Nous nous sommes expliqués : je lui ai reproché son manque de confiance. Que peut-elle craindre de moi, grand Dieu, de moi qui l’aime ? Et quelle satisfaction pourrais-je trouver en la contrariant ? Nous avons longtemps causé. Elle m’a demandé avec un étonnement naïf comment je pouvais préférer la campagne à la ville ?

— Parce qu’on y vit davantage, lui ai-je répondu, ce qui l’étonna plus encore. C’est que vous prenez, chère enfant, l’agitation pour la vie, le tumulte pour l’action. Là bas, à force de se heurter, les efforts se neutralisent ; les émotions y sont vives, mais successivement emportées par d’autres courants ! Trop de mouvement étourdit, trop de stimulants énervent. Nous retournerons ensemble à la ville, puisque vous le voulez ; mais c’est ici, ma Blanche, qu’on se sent vivre, qu’on aime à l’aise, qu’on se sent aimer.

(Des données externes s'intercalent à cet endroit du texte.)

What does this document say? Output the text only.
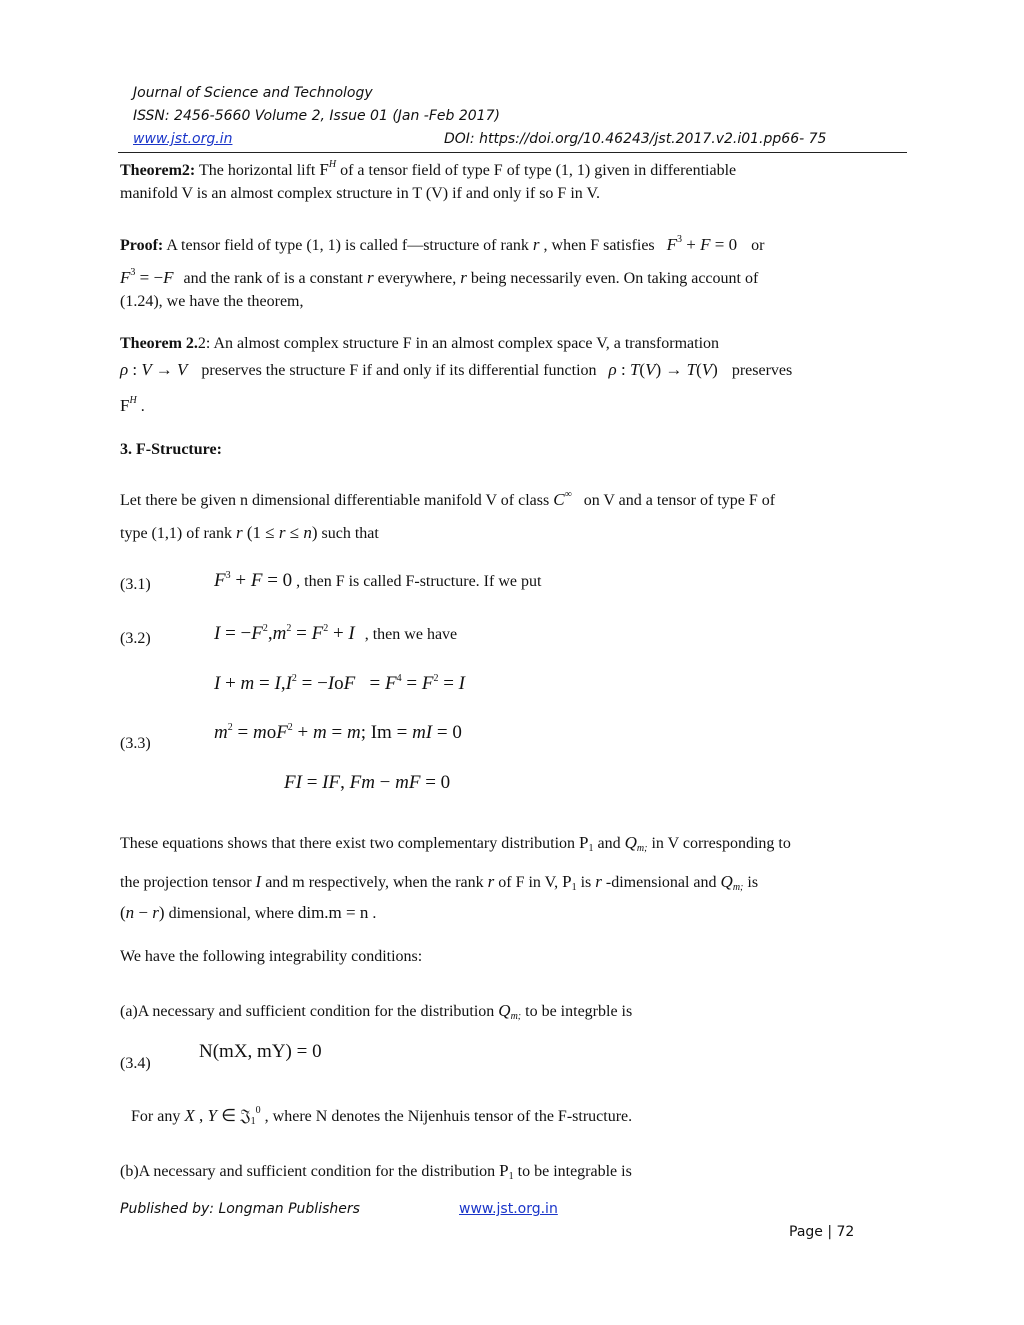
Journal of Science and Technology
ISSN: 2456-5660 Volume 2, Issue 01 (Jan -Feb 2017)
www.jst.org.in	DOI: https://doi.org/10.46243/jst.2017.v2.i01.pp66- 75
Theorem2: The horizontal lift $F^H$ of a tensor field of type F of type (1, 1) given in differentiable
manifold V is an almost complex structure in T (V) if and only if so F in V.
Proof: A tensor field of type (1, 1) is called f—structure of rank r , when F satisfies $F^3 + F = 0$ or
$F^3 = -F$ and the rank of is a constant r everywhere, r being necessarily even. On taking account of
(1.24), we have the theorem,
Theorem 2.2: An almost complex structure F in an almost complex space V, a transformation
ρ : V → V preserves the structure F if and only if its differential function ρ : T(V) → T(V) preserves
$F^H$ .
3. F-Structure:
Let there be given n dimensional differentiable manifold V of class C∞ on V and a tensor of type F of
type (1,1) of rank r (1 ≤ r ≤ n) such that
(3.1)	$F^3 + F = 0$ , then F is called F-structure. If we put
(3.2)	$I = -F^2,m^2 = F^2 + I$ , then we have
$I + m = I,I^2 = -IoF = F^4 = F^2 = I$
(3.3)
$m^2 = moF^2 + m = m$; Im = mI = 0
FI = IF, Fm − mF = 0
These equations shows that there exist two complementary distribution $P_1$ and $Q_{m;}$ in V corresponding to
the projection tensor I and m respectively, when the rank r of F in V, $P_1$ is r -dimensional and $Q_{m;}$ is
(n − r) dimensional, where dim.m = n .
We have the following integrability conditions:
(a)A necessary and sufficient condition for the distribution $Q_{m;}$ to be integrble is
(3.4)
N(mX, mY) = 0
For any X , Y ∈ 𝔍$_1^0$ , where N denotes the Nijenhuis tensor of the F-structure.
(b)A necessary and sufficient condition for the distribution $P_1$ to be integrable is
Published by: Longman Publishers	www.jst.org.in
Page | 72
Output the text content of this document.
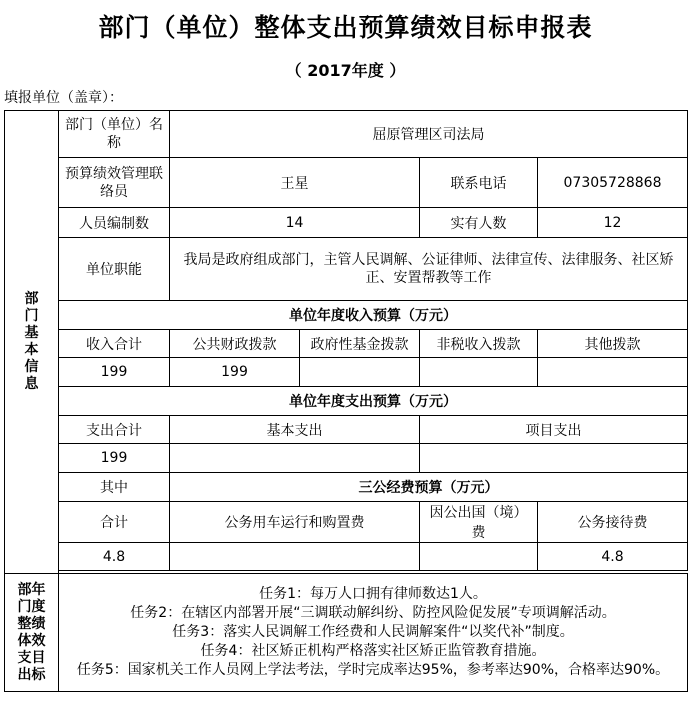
部门（单位）整体支出预算绩效目标申报表
（ 2017年度 ）
填报单位（盖章）：
部门基本信息	部门（单位）名称	屈原管理区司法局			
	预算绩效管理联络员	王星		联系电话	07305728868
	人员编制数	14		实有人数	12
	单位职能	我局是政府组成部门，主管人民调解、公证律师、法律宣传、法律服务、社区矫正、安置帮教等工作			
	单位年度收入预算（万元）				
	收入合计	公共财政拨款	政府性基金拨款	非税收入拨款	其他拨款
	199	199			
	单位年度支出预算（万元）				
	支出合计	基本支出		项目支出	
	199				
	其中	三公经费预算（万元）			
	合计	公务用车运行和购置费		因公出国（境）费	公务接待费
	4.8				4.8

部年门度整绩体效支目出标	任务1：每万人口拥有律师数达1人。
任务2：在辖区内部署开展“三调联动解纠纷、防控风险促发展”专项调解活动。
任务3：落实人民调解工作经费和人民调解案件“以奖代补”制度。
任务4：社区矫正机构严格落实社区矫正监管教育措施。
任务5：国家机关工作人员网上学法考法，学时完成率达95%，参考率达90%，合格率达90%。				
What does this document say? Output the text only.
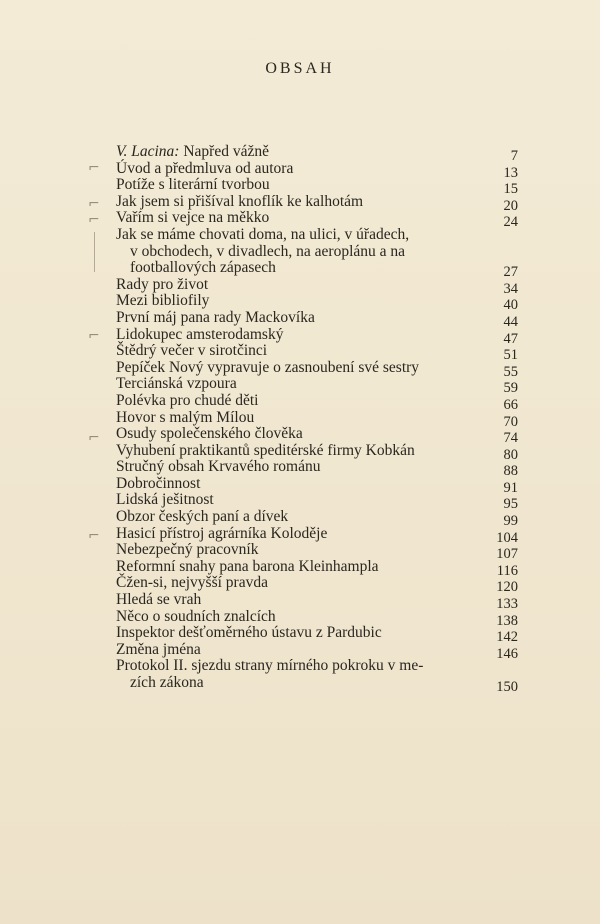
OBSAH
⌐
⌐
⌐
⌐
⌐
⌐
V. Lacina: Napřed vážně	7
Úvod a předmluva od autora	13
Potíže s literární tvorbou	15
Jak jsem si přišíval knoflík ke kalhotám	20
Vařím si vejce na měkko	24
Jak se máme chovati doma, na ulici, v úřadech,
v obchodech, v divadlech, na aeroplánu a na
footballových zápasech	27
Rady pro život	34
Mezi bibliofily	40
První máj pana rady Mackovíka	44
Lidokupec amsterodamský	47
Štědrý večer v sirotčinci	51
Pepíček Nový vypravuje o zasnoubení své sestry	55
Terciánská vzpoura	59
Polévka pro chudé děti	66
Hovor s malým Mílou	70
Osudy společenského člověka	74
Vyhubení praktikantů speditérské firmy Kobkán	80
Stručný obsah Krvavého románu	88
Dobročinnost	91
Lidská ješitnost	95
Obzor českých paní a dívek	99
Hasicí přístroj agrárníka Koloděje	104
Nebezpečný pracovník	107
Reformní snahy pana barona Kleinhampla	116
Čžen-si, nejvyšší pravda	120
Hledá se vrah	133
Něco o soudních znalcích	138
Inspektor dešťoměrného ústavu z Pardubic	142
Změna jména	146
Protokol II. sjezdu strany mírného pokroku v me-
zích zákona	150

À ce dernier argument, qui la toucha plus que le reste, elle plongea dans mon regard ses beaux yeux bleus et me dit avec un soupir :

— Eh bien, si vous ne pouvez être heureux qu’ici…

— Heureux seulement ici ! m’écriai-je ; est-ce tel ou tel lieu que j’aime ? N’est-ce pas toi ?

— William ! balbutia-t-elle en rougissant.

— Blanche, soyez à moi, mais tout entière, en quelque lieu qu’il vous plaira, je serai heureux. Et comme, de plus en plus troublée, elle se levait, je vis qu’elle ne me comprenait pas.